Anyone wondering why the risks to the United States are growing everywhere – why America is being slapped around throughout the world, need only consider this. 

The Obama Administration has not only failed to follow the three operating principles, but has actively repudiated them. The president has “led from behind” rather than from the forefront of events, especially in Eastern Europe and the Middle East. He has allowed the tools of power to unravel.  He has disdained our traditional allies, including Israel, in favor of reaching out to adversaries such as Iran and Russia, countries which share neither our interests nor our values.  

The result is a world, which in Madeleine Albright’s words, is a “mess.” 

Mr. Obama believes that he is smarter than his advisers, and one suspects, than his predecessors as well. He set out to reinvent American foreign policy and has done so. He would have done better to heed Churchill’s admonition: “All wisdom is not new wisdom.”

From the beginning, the post War strategy has had critics on both the Right and Left. It still does. That is understandable, because the strategy requires sacrifice. 

America spends about 3 percent of its GDP on its armed forces, and should spend more, and additional if much smaller sums are required for the intelligence services, foreign assistance, and the other tools of power.   

To make the strategy work, the United States must be present, both militarily and in diplomatic force, in parts of the world many of us would as soon forget. 

Our allies have often been difficult and have sometimes been unsavory. 

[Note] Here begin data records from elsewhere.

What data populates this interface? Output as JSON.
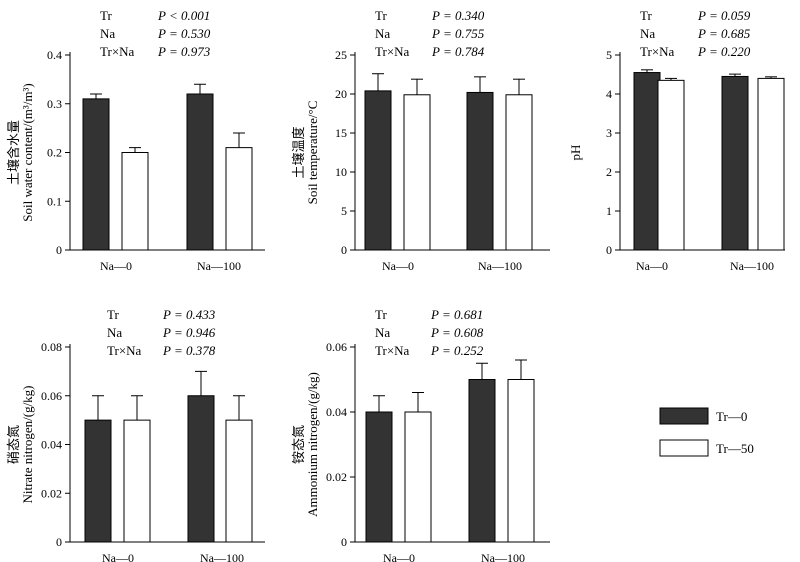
{
  "legend": [
    {
      "label": "Tr—0",
      "color": "#333333"
    },
    {
      "label": "Tr—50",
      "color": "#ffffff"
    }
  ],
  "chart_data": [
    {
      "type": "bar",
      "categories": [
        "Na—0",
        "Na—100"
      ],
      "ylabel_cn": "土壤含水量",
      "ylabel": "Soil water content/(m³/m³)",
      "ylim": [
        0,
        0.4
      ],
      "yticks": [
        "0",
        "0.1",
        "0.2",
        "0.3",
        "0.4"
      ],
      "series": [
        {
          "name": "Tr—0",
          "values": [
            0.31,
            0.32
          ],
          "errors": [
            0.01,
            0.02
          ]
        },
        {
          "name": "Tr—50",
          "values": [
            0.2,
            0.21
          ],
          "errors": [
            0.01,
            0.03
          ]
        }
      ],
      "stats": [
        {
          "term": "Tr",
          "p": "P < 0.001"
        },
        {
          "term": "Na",
          "p": "P = 0.530"
        },
        {
          "term": "Tr×Na",
          "p": "P = 0.973"
        }
      ]
    },
    {
      "type": "bar",
      "categories": [
        "Na—0",
        "Na—100"
      ],
      "ylabel_cn": "土壤温度",
      "ylabel": "Soil temperature/°C",
      "ylim": [
        0,
        25
      ],
      "yticks": [
        "0",
        "5",
        "10",
        "15",
        "20",
        "25"
      ],
      "series": [
        {
          "name": "Tr—0",
          "values": [
            20.4,
            20.2
          ],
          "errors": [
            2.2,
            2.0
          ]
        },
        {
          "name": "Tr—50",
          "values": [
            19.9,
            19.9
          ],
          "errors": [
            2.0,
            2.0
          ]
        }
      ],
      "stats": [
        {
          "term": "Tr",
          "p": "P = 0.340"
        },
        {
          "term": "Na",
          "p": "P = 0.755"
        },
        {
          "term": "Tr×Na",
          "p": "P = 0.784"
        }
      ]
    },
    {
      "type": "bar",
      "categories": [
        "Na—0",
        "Na—100"
      ],
      "ylabel_cn": "",
      "ylabel": "pH",
      "ylim": [
        0,
        5
      ],
      "yticks": [
        "0",
        "1",
        "2",
        "3",
        "4",
        "5"
      ],
      "series": [
        {
          "name": "Tr—0",
          "values": [
            4.55,
            4.45
          ],
          "errors": [
            0.07,
            0.06
          ]
        },
        {
          "name": "Tr—50",
          "values": [
            4.35,
            4.4
          ],
          "errors": [
            0.05,
            0.04
          ]
        }
      ],
      "stats": [
        {
          "term": "Tr",
          "p": "P = 0.059"
        },
        {
          "term": "Na",
          "p": "P = 0.685"
        },
        {
          "term": "Tr×Na",
          "p": "P = 0.220"
        }
      ]
    },
    {
      "type": "bar",
      "categories": [
        "Na—0",
        "Na—100"
      ],
      "ylabel_cn": "硝态氮",
      "ylabel": "Nitrate nitrogen/(g/kg)",
      "ylim": [
        0,
        0.08
      ],
      "yticks": [
        "0",
        "0.02",
        "0.04",
        "0.06",
        "0.08"
      ],
      "series": [
        {
          "name": "Tr—0",
          "values": [
            0.05,
            0.06
          ],
          "errors": [
            0.01,
            0.01
          ]
        },
        {
          "name": "Tr—50",
          "values": [
            0.05,
            0.05
          ],
          "errors": [
            0.01,
            0.01
          ]
        }
      ],
      "stats": [
        {
          "term": "Tr",
          "p": "P = 0.433"
        },
        {
          "term": "Na",
          "p": "P = 0.946"
        },
        {
          "term": "Tr×Na",
          "p": "P = 0.378"
        }
      ]
    },
    {
      "type": "bar",
      "categories": [
        "Na—0",
        "Na—100"
      ],
      "ylabel_cn": "铵态氮",
      "ylabel": "Ammonium nitrogen/(g/kg)",
      "ylim": [
        0,
        0.06
      ],
      "yticks": [
        "0",
        "0.02",
        "0.04",
        "0.06"
      ],
      "series": [
        {
          "name": "Tr—0",
          "values": [
            0.04,
            0.05
          ],
          "errors": [
            0.005,
            0.005
          ]
        },
        {
          "name": "Tr—50",
          "values": [
            0.04,
            0.05
          ],
          "errors": [
            0.006,
            0.006
          ]
        }
      ],
      "stats": [
        {
          "term": "Tr",
          "p": "P = 0.681"
        },
        {
          "term": "Na",
          "p": "P = 0.608"
        },
        {
          "term": "Tr×Na",
          "p": "P = 0.252"
        }
      ]
    }
  ]
}
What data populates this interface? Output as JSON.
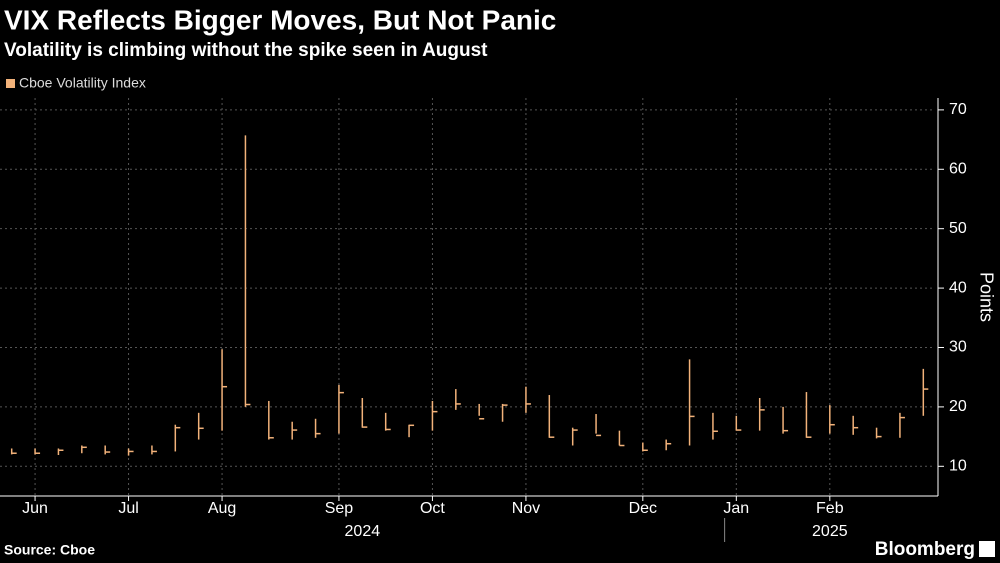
{
  "chart_data": {
    "type": "ohlc",
    "title": "VIX Reflects Bigger Moves, But Not Panic",
    "subtitle": "Volatility is climbing without the spike seen in August",
    "y_label": "Points",
    "source": "Source: Cboe",
    "brand": "Bloomberg",
    "categories": [
      null,
      "Jun",
      null,
      null,
      null,
      "Jul",
      null,
      null,
      null,
      "Aug",
      null,
      null,
      null,
      null,
      "Sep",
      null,
      null,
      null,
      "Oct",
      null,
      null,
      null,
      "Nov",
      null,
      null,
      null,
      null,
      "Dec",
      null,
      null,
      null,
      "Jan",
      null,
      null,
      null,
      "Feb",
      null,
      null,
      null,
      null
    ],
    "year_groups": [
      {
        "label": "2024",
        "start": 0
      },
      {
        "label": "2025",
        "start": 31
      }
    ],
    "series": [
      {
        "name": "Cboe Volatility Index",
        "color": "#f2b27a",
        "high": [
          13,
          13,
          13,
          13.5,
          13.5,
          13,
          13.5,
          17,
          19,
          29.7,
          65.7,
          21,
          17.5,
          18,
          23.7,
          21.5,
          19,
          17,
          21,
          23,
          20.5,
          20.5,
          23.4,
          22,
          16.5,
          18.8,
          16,
          14,
          14.5,
          28,
          19,
          18.5,
          21.5,
          20,
          22.5,
          20.3,
          18.5,
          16.5,
          19,
          26.4
        ],
        "low": [
          12,
          12,
          11.9,
          12.2,
          12,
          11.8,
          12,
          12.5,
          14.5,
          16,
          20,
          14.5,
          14.5,
          14.8,
          15.5,
          16.5,
          16,
          14.9,
          16,
          19.5,
          18.5,
          17.5,
          19,
          14.8,
          13.5,
          15.5,
          13.5,
          12.5,
          12.7,
          13.5,
          14.5,
          16,
          16,
          15.5,
          14.8,
          15.5,
          15.3,
          14.7,
          14.8,
          18.5
        ],
        "close": [
          12.2,
          12.2,
          12.7,
          13.2,
          12.4,
          12.5,
          12.5,
          16.5,
          16.4,
          23.4,
          20.4,
          14.8,
          16.1,
          15.5,
          22.4,
          16.6,
          16.2,
          16.9,
          19.2,
          20.5,
          18,
          20.3,
          20.5,
          14.9,
          16.1,
          15.2,
          13.5,
          12.7,
          13.8,
          18.4,
          15.9,
          16.1,
          19.5,
          16,
          14.9,
          17,
          16.5,
          15,
          18.2,
          23
        ]
      }
    ],
    "ylim": [
      5,
      72
    ],
    "yticks": [
      10,
      20,
      30,
      40,
      50,
      60,
      70
    ],
    "grid": true
  }
}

Deterrence has sometimes failed, and America’s armed forces have had to fight — or at least its presidents have thought they had to fight — on many occasions.  To be sure, the wars have been small relative to the World Wars, but small wars can go on for a long time, and when they do, they divide our people, undermine our confidence, and cost a lot of money we would rather spend on something else.  And while there are fewer casualties in limited wars than great wars, the dead are still dead.

Yet my reluctant conclusion is that the strategy, and its accompanying principles, remain sound.  Perhaps someone has a better strategy, but Mr. Trump’s constant admonition to make better and tougher deals does not constitute one.  

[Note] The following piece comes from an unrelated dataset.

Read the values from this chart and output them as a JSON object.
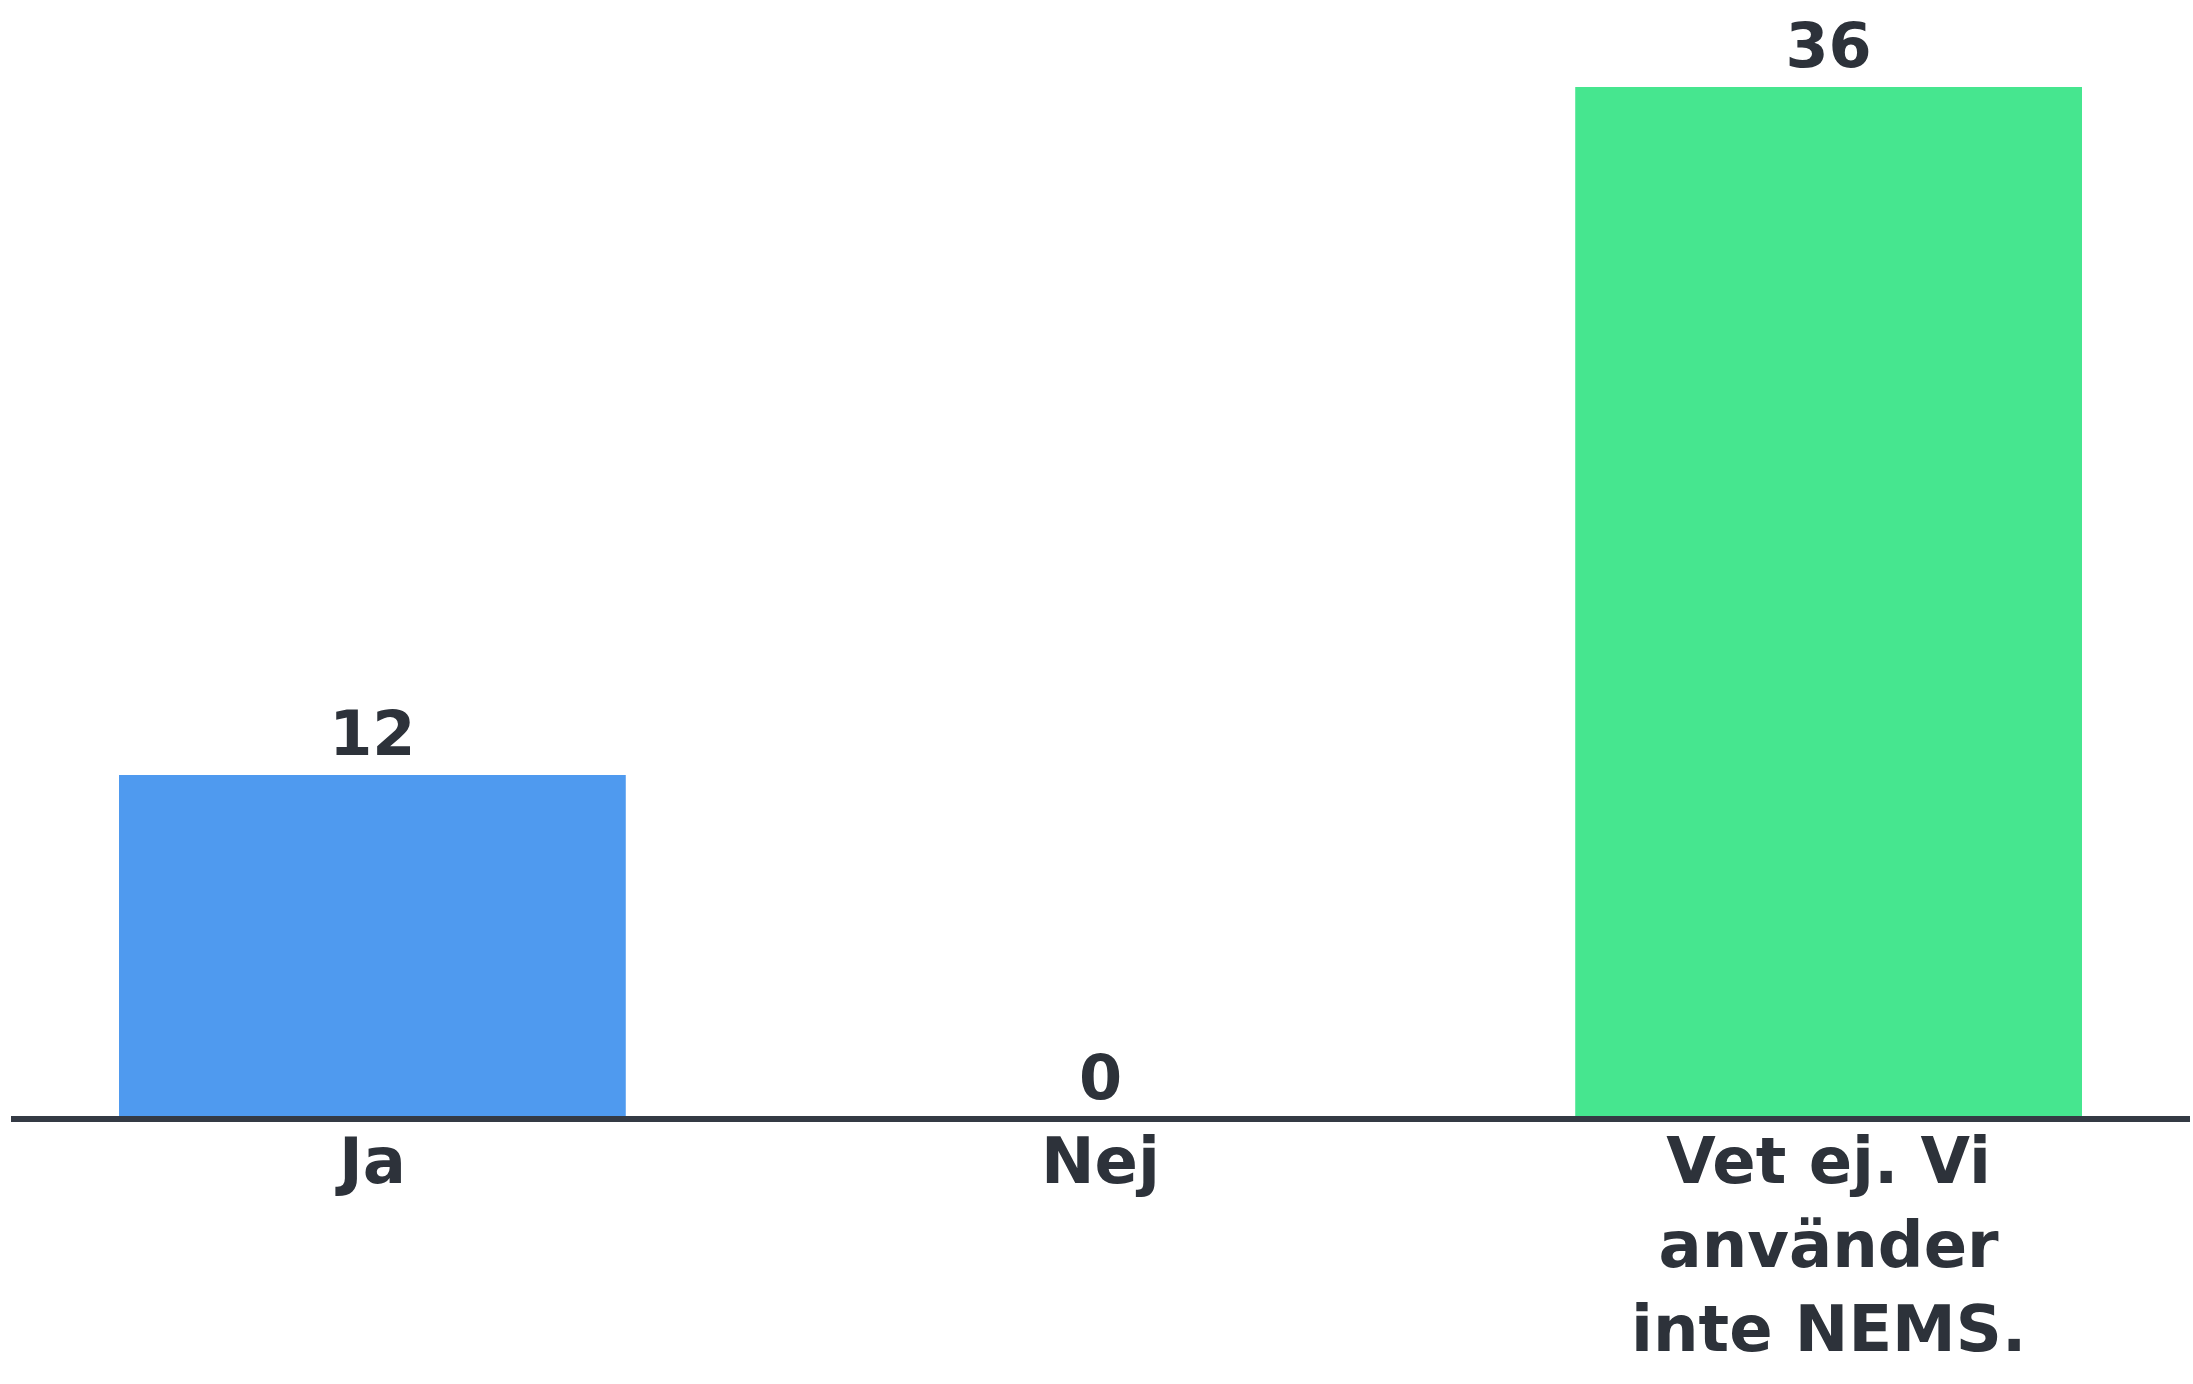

There is no issue more important than this one in the presidential election – no issue more vital to the physical safety of the United States, and the peaceful continuation of its way of life.

The alternative we are experiencing under President Obama’s leadership is not better. It is a world where aggressors are bold in their ambitions and barbaric in their tactics, where attacks on America and its allies are increasing in intensity and frequency, and where the United States is growing ever closer to the one choice that Truman and Eisenhower wanted, above all else, to avoid:  the choice between surrendering America’s rights and freedom of action, or fighting an escalating conflict under unfavorable circumstances, with consequences that are too devastating for a civilized people to inflict, or endure.

Jim Talent, as a former U.S. senator from Missouri, chaired the Seapower Subcommittee. He is currently the chairman of the National Leadership Council at the Reagan Institute.